Dessa maneira, os mais jovens eram sempre o alvo desse tipo de contrato, vi
muitos caírem nessa armadilha, nessa sedução, eu mesmo havia sido um deles.
- Jovem Pietro! Eu preciso muito falar
com você.
-
Na verdade nós precisamos...
As
palavras Dalila invadiram o recinto, e eu próprio me espantei com a aproximação
dela.
-
Precisamos tratar de algo que pode envolver o seu interesse. E acho que temos
muitos interesses em comum...
-
Olha pessoal, hoje é segunda-feira ainda. É algo tão urgente que não pode
esperar o final de semana?
-
Não Pietro!
Responderam
ambos ao mesmo tempo com olhares fixos em mim. Dalila segurou o meu braço e
continuou
-
O que eu irei conversar com você hoje, Pietro, é algo que definitivamente
mudará sua vida.
-
Tudo bem, eu dou aula até as 9 da noite, se puderem, eu os encontrarei em algum
lugar bom pra nós três.
-
A gente te liga então. Vá para sala agora que seus alunos estão te esperando.
Dalila
possuía um jeito meio que autoritária, mas de certa maneira, eu sentia certa
simpatia por ela. Tinha sido minha professora no passado, quando ainda era
muito jovem e desde então criou certa afinidade comigo. Pouco sabia da sua história, apenas sabia que ela estava no
mesmo barco que eu. Jovem, talentosa, inocentemente ambiciosa e presa às
amarras da poderosa escola. Se fosse somente o Abel a pedir um encontro comigo,
obviamente eu inventaria uma desculpa, mas como era ela, valia a pena um pouco
de atenção.
As
horas se arrastaram durante o dia, e toda aquela pressão pela revisão completa
do conteúdo me incomodava, no fundo, eu sabia que ali não havia produção de
conhecimento algum, apenas a repetição de algumas dicas manjadas para um
vestibular ridículo que refletia a mediocridade do nosso sistema de ensino.
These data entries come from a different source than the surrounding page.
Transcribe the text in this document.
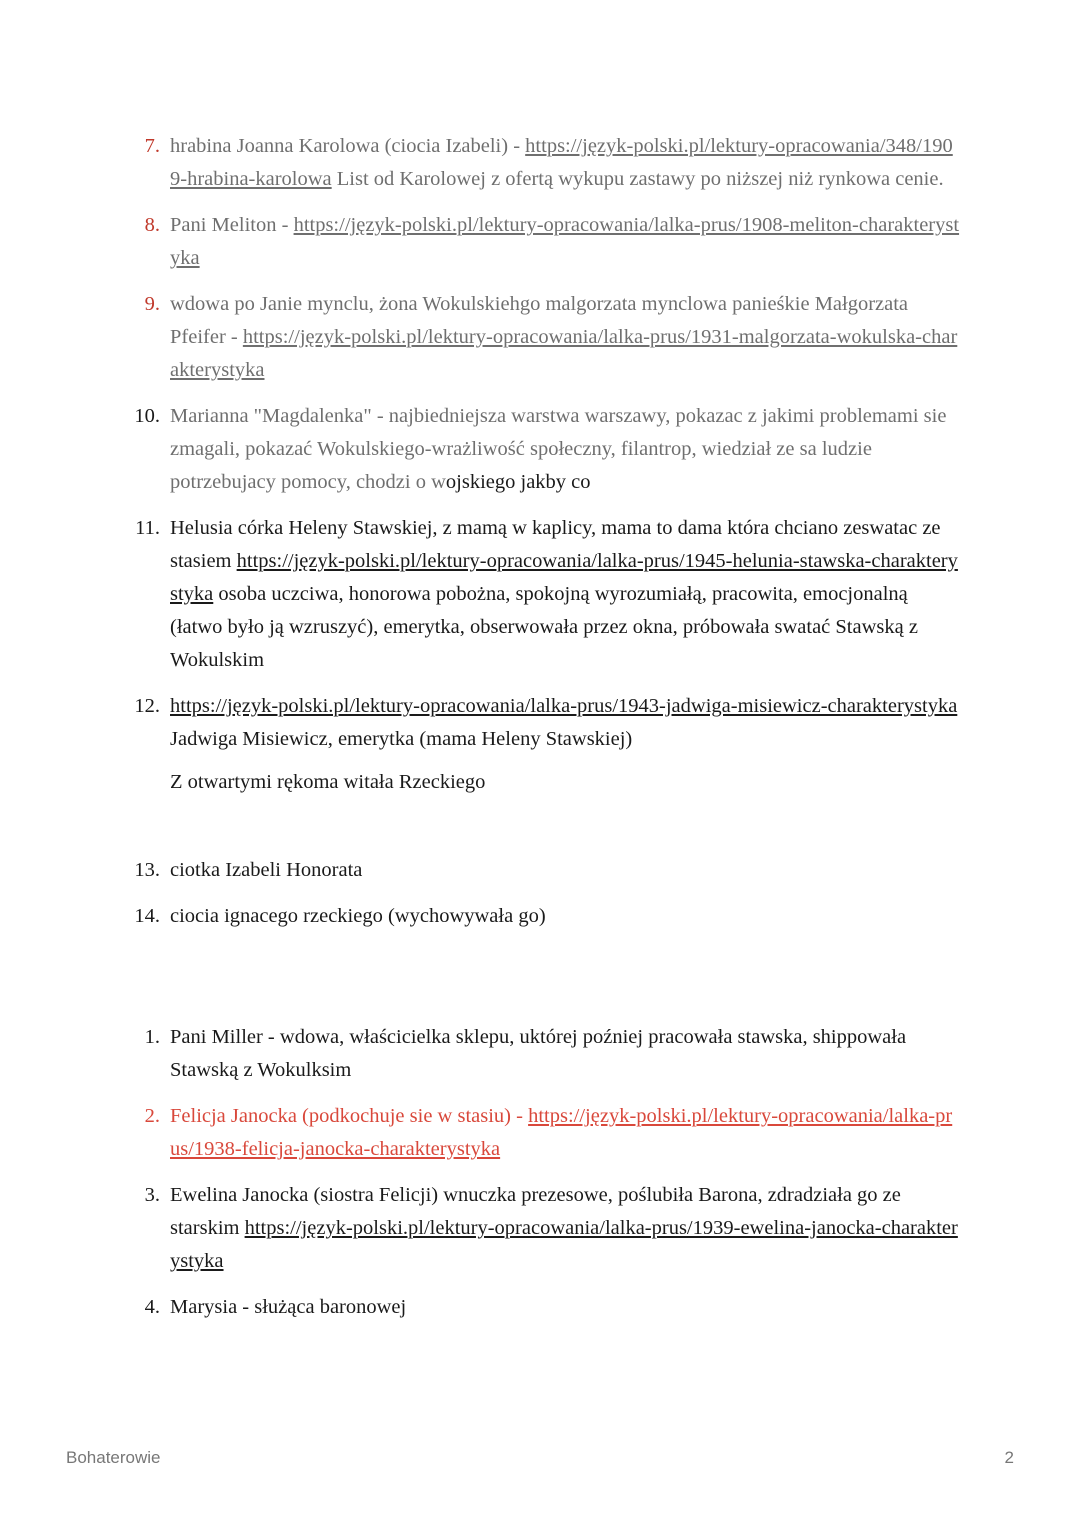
7. hrabina Joanna Karolowa (ciocia Izabeli) - https://język-polski.pl/lektury-opracowania/348/1909-hrabina-karolowa List od Karolowej z ofertą wykupu zastawy po niższej niż rynkowa cenie.
8. Pani Meliton - https://język-polski.pl/lektury-opracowania/lalka-prus/1908-meliton-charakterystyka
9. wdowa po Janie mynclu, żona Wokulskiehgo malgorzata mynclowa panieśkie Małgorzata Pfeifer - https://język-polski.pl/lektury-opracowania/lalka-prus/1931-malgorzata-wokulska-charakterystyka
10. Marianna "Magdalenka" - najbiedniejsza warstwa warszawy, pokazac z jakimi problemami sie zmagali, pokazać Wokulskiego-wrażliwość społeczny, filantrop, wiedział ze sa ludzie potrzebujacy pomocy, chodzi o wojskiego jakby co
11. Helusia córka Heleny Stawskiej, z mamą w kaplicy, mama to dama która chciano zeswatac ze stasiem https://język-polski.pl/lektury-opracowania/lalka-prus/1945-helunia-stawska-charakterystyka osoba uczciwa, honorowa pobożna, spokojną wyrozumiałą, pracowita, emocjonalną (łatwo było ją wzruszyć), emerytka, obserwowała przez okna, próbowała swatać Stawską z Wokulskim
12. https://język-polski.pl/lektury-opracowania/lalka-prus/1943-jadwiga-misiewicz-charakterystykaJadwiga Misiewicz, emerytka (mama Heleny Stawskiej)
Z otwartymi rękoma witała Rzeckiego
13. ciotka Izabeli Honorata
14. ciocia ignacego rzeckiego (wychowywała go)
1. Pani Miller - wdowa, właścicielka sklepu, uktórej poźniej pracowała stawska, shippowała Stawską z Wokulksim
2. Felicja Janocka (podkochuje sie w stasiu) - https://język-polski.pl/lektury-opracowania/lalka-prus/1938-felicja-janocka-charakterystyka
3. Ewelina Janocka (siostra Felicji) wnuczka prezesowe, poślubiła Barona, zdradziała go ze starskim https://język-polski.pl/lektury-opracowania/lalka-prus/1939-ewelina-janocka-charakterystyka
4. Marysia - służąca baronowej
Bohaterowie	2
Contudo, eu não estava ali para julgar ou muito menos mudar o sistema, eu me
sentia como um fantoche num circo de lunáticos onde cada um possuía o seu
papel, o meu consistia em ser o suposto melhor professor de literatura.
Apesar
da curiosidade sobre a tal conversa com Dalila, eu não me apressei. Após o
encerramento do meu horário voltei para o apê, organizei algumas coisas e
fiquei estático diante da TV. Ela me
disse que ligaria, pensei, logo não irei demonstrar ansiedade. Às 22 horas
meu celular tocou. Não, não era ela. Apesar do salto que dei da cama logo
percebi que aquele era o toque destinado a Miguel e como eu já havia combinado
comigo mesmo eu não iria atender. O telefone tocou mais três vezes e de certa
maneira eu já imaginava o que ele queria conversar comigo, algo que
definitivamente eu desejava evitar.
Levantei
da cama, fiz outro lanche, andei pelo apê e nada dela ligar. Resolvi descer um
pouco, espairecer, tentar relaxar e nada. Às vezes tinha a impressão que o
celular estava tocando, mas no fundo não era nada mais do que fruto da minha
imaginação e ansiedade. Já passava da 1 da manhã e eu sabia que já deveria
estar dormindo, afinal de contas tinha uma terça lotada de afazeres e dezenas
de provas para corrigir. Resolvi ir deitar, mesmo assim não preguei o olho, às
5horas e 40 da matina eu recebo um sms: Desculpa
Pietro, não pude te ligar, outra hora marcamos aquela conversa. Como já disse,
vai mudar a sua vida.
Puta
que pariu, aquilo me deixou possesso. A sensação que eu tinha é que ela estava
jogando com a minha curiosidade, atraindo-me a sua teia como uma mosquinha que
ela em breve iria devorar. Mesmo assim, eu iria até o fim, só que dessa vez
iria ser do meu jeito. Respondi a sms de maneira seca e fria: Hoje a noite, às 10 na minha casa. Não leve
Abel. Obviamente eu guardava outros interesses por trás disso.
22
horas, 38 minutos e muitos segundos. A desgraçada iria me deixar esperando
outra vez. Aquilo já estava se tornando ridículo e eu obviamente mais ridículo
ainda. Resolvi dar um basta naquilo, tirei a roupa desliguei Home Theater e fui
me deitar. Parece até brincadeira, mas assim que fechei os olhos, o interfone
disparou e meio que já sabia que era ela que estava na porta.